The inhabitants of South Africa's biggest black township have taken a turn to consumerism, even attending a first-ever homemakers' exhibition here.
The novelty of the exhibition's carnival atmosphere in this drab living quarters of 1.2 million people outside Johannesburg, with its miles of substandard housing, is one of the things that is attracting them. People here say they cannot recall seeing candy-striped marquees or big hydrogen balloons in Soweto before.
An even greater novelty is the notion of home development, which the exhibition is promoting. Only in the past five years have urban blacks in South Africa been allowed to own their own homes. And it has been only two years since a $225 million scheme was launched to electrify Soweto, opening the prospect for black residents to own refrigerators, electric stoves and television sets.
Home ownership and electrification have been accompanied by residents' increasing financial resources that have allowed them to take advantage of the new opportunities. Laws restricting the kind of work that blacks could do and preventing them from joining labor unions have been changed, enabling them to advance into more skilled occupations and to earn better wages.
The result has been a rapid growth of black purchasing power and demand for consumer goods. Etienne Van Loggerenberg, an urban studies researcher at Johannesburg's Rand Afrikaans University, estimates that household incomes in Soweto have increased 50 percent in five years.
He said the township's total disposable income will soon overtake that of Johannesburg's affluent whites, whom the blacks outnumber two-to-one.
This shift has prompted the homemakers' exhibition. It is the beginning of a scramble for an emerging black consumer giant, in which a hopeful band of black businessmen are trying to claim priority ahead of their white competitors.
Veli Kraai, chairman of the Soweto Chamber of Commerce, which organized the exhibition, said during the opening that it was organized to encourage blacks to use their new purchasing power in the township rather than shopping at the white-owned stores of downtown Johannesburg.
In a neat reversal of apartheid, Kraai refused exhibition space to eager white retail chains, although he allowed white industrialists to show their merchandise.
These are the signs of changing times in South Africa since Pieter W. Botha became prime minister in 1978 and began cautiously reforming the policy of strict racial segregation, called apartheid, which his ruling National Party had been applying for 30 years.
There is disagreement about the ultimate purpose of Botha's reforms, but even his critics agree that a primary aim is to give more material benefits to a limited number of Africans permitted to live in the cities and to allow them more of a stake in the free-enterprise economy.
The cities are regarded as "white" in terms of the apartheid ideology, even though the labor force is black. Blacks working there used to be classed as "temporary sojourners" who were expected to leave eventually for tribal "homelands" in remote rural areas as separation evolved. That is why they were not permitted to own homes or run proper businesses in townships like Soweto, which themselves were regarded as temporary dormitories that would wither away as the urban blacks departed.
The only businesses that blacks were allowed to run were those like grocery stores, barber shops and coal dealerships that serve "the daily necessities of life." Anything more permanent was forbidden.

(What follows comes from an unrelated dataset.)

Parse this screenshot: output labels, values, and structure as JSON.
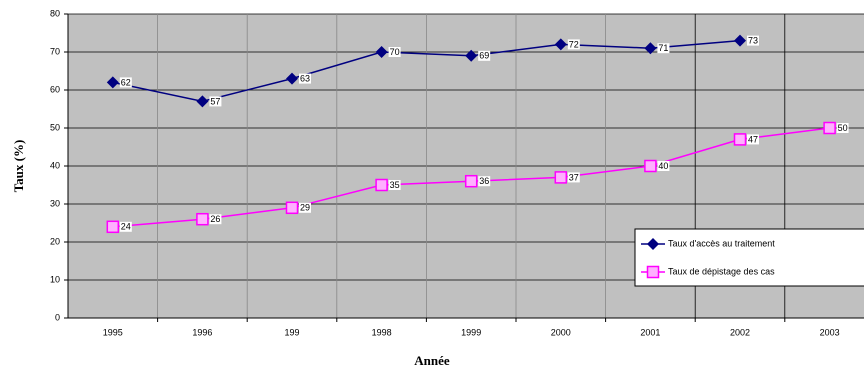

Now Botha has permitted home ownership, although still not under freehold title to the land but under 99-year leases. He has allowed blacks to form companies and even has established a Small Business Development Corp. to help them. Soweto now has three banks, two large supermarkets and 906 small businesses, according to a recent count by Van Loggerenberg.
Botha has ordered a crash program to reduce a massive black housing backlog and scrapped a law that prevented private contractors from helping with this.
Relaxing job restrictions on blacks and allowing them to join labor unions is part of the same policy turnaround by Botha. His statements on the subject indicate that he decided black job advancement would strengthen the economy.
Twelve years ago the government raised a storm when a central Johannesburg bank put a black teller in its front office for the first time. Labor Minister Marais Viljoen, now the figurehead state president, declared that such "shoulder to shoulder" integration was intolerable, and the bank had to move the teller to another cubicle. Today there are as many black tellers as white.
At the same time, the number of raids to arrest those who have come to the cities illegally has increased since Botha took over, and so has the number of enforced removals to resettlement camps in the "homelands."
Political analysts favorable to Botha claim he has to reform gradually because of his own and his party's past commitment to apartheid, and that these are only the first steps in an ongoing process.
Those more critical of Botha believe he is following a plan rigorously to limit the size of the urban black population to the minimum needed to run the economy, turning part of it into a skilled and stable middle class while thrusting the rest out of sight.